Corporate Realism Thomas Moor
March 1st – April 18th 2021
Request a visit by dropping us a line at
appointment@unanimousconsent.fyi
the scent of a flower
the babbling of the brook
the rustling of the mouse
a pine forest
Landscape.
It certainly is a privilege to access it as an untargeted experience of nature. As a fabric, a material with physical and metaphorical qualities. Taking a stroll in it, contemplating oneself; dissolving in it or reflecting oneself. To feast on its wordlessness.
Landscape.
The farmer may recognize in it the fertility of the soil, the commuter the way to a destination, the real estate mogul the potential for living space, the geostrategist the location of resources.
Thomas Moor spent two years painting logos and labels of mineral water brands from all over the world. He spent two years looking at landscape through the lens of the water advertising industry, brushing it onto canvas and thus humorously revealing an eco-territorial perspective on it.

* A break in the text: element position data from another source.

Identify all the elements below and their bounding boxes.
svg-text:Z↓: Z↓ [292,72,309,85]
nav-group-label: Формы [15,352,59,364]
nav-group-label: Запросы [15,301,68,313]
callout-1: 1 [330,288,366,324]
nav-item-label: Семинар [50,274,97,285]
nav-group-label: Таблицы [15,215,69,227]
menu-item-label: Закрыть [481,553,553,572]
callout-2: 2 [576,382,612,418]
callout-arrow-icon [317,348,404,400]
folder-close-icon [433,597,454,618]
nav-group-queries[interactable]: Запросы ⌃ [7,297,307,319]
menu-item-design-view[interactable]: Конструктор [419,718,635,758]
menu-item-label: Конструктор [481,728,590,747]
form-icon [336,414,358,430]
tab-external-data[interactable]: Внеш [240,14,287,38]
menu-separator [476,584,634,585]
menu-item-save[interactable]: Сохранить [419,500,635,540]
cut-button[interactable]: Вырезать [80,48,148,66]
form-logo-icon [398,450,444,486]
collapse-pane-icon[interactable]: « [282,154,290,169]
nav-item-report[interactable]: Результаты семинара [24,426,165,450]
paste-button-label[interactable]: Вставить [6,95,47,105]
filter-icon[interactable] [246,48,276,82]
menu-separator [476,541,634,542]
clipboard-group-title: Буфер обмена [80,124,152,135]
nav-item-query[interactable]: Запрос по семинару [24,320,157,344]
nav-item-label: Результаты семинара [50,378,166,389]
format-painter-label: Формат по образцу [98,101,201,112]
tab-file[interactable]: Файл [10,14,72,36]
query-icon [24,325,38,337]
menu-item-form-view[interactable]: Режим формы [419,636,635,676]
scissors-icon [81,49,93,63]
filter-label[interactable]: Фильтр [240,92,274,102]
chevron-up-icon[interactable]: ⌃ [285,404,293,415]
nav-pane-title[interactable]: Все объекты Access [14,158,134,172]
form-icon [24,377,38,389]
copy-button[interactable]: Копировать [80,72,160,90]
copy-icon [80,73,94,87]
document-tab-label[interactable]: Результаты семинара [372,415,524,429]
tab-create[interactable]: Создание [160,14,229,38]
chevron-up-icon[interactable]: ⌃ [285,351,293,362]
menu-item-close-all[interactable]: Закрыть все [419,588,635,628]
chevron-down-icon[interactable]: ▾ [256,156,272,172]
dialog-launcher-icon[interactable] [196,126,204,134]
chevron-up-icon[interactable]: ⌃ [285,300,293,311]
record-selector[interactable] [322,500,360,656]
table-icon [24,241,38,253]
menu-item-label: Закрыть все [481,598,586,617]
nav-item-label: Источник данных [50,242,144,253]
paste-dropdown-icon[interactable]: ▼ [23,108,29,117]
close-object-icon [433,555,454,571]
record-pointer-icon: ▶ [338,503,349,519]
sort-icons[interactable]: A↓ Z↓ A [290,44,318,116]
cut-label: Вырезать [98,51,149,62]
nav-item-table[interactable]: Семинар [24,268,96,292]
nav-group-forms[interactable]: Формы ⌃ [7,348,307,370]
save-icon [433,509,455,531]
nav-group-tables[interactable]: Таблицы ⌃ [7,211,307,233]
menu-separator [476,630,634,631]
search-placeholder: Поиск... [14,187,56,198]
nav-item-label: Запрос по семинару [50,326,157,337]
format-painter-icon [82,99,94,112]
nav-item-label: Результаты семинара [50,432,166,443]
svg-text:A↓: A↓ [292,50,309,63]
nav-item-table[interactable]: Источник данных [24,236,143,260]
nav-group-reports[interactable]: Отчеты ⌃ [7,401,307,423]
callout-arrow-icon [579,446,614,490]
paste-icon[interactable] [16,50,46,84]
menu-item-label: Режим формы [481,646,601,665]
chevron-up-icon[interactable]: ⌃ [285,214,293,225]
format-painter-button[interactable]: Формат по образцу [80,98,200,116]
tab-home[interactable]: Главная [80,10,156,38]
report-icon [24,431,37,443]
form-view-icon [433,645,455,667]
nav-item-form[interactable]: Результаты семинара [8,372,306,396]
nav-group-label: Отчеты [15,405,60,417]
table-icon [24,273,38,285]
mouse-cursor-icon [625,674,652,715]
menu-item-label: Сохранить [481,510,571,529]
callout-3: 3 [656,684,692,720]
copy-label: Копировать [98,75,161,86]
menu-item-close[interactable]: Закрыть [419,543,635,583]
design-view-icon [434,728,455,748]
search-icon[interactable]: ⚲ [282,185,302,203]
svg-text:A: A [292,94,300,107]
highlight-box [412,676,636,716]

Would we say Moor was 'painting landscape' during this period? And would we claim that the depiction of landscape through the painting of countless logos and labels was 'realistic'?
In a 1921 essay, a man named Roman Jakobson attempted a definition of 'realism' as "a current of art with the aim of rendering reality as unadulterated as possible by striving for maximum probability." According to his notion, it is not 'the real' that is the reference point of realist art, but those constructs that guide the historical, changing understanding of reality.
Based on this still relevant definition, Corporate Realism brings to mind how our view is shaped through the lens of the advertising industry. Mineral water brands make use of a stylized image of nature through which they metaphorically charge their product – a product which is usually extracted from landscapes entirely different from those depicted. The activities of such corporations subtly shape both our concept of 'landscape' and the actual landscapes themselves from which they draw their resources.
So much 'realism' is hard to bear in itself. The question then is whether we can afford an uninformed and romanticized gaze on landscape at all, provided we want to preserve it – in whichever sense of the word.
Moor's activity does not resolve these questions. Instead, he paints his way through them label by label. Too many for it to be the work of a cynic. Rather, one finds in his doing a tireless willingness to grasp the world in its complexity over and over again.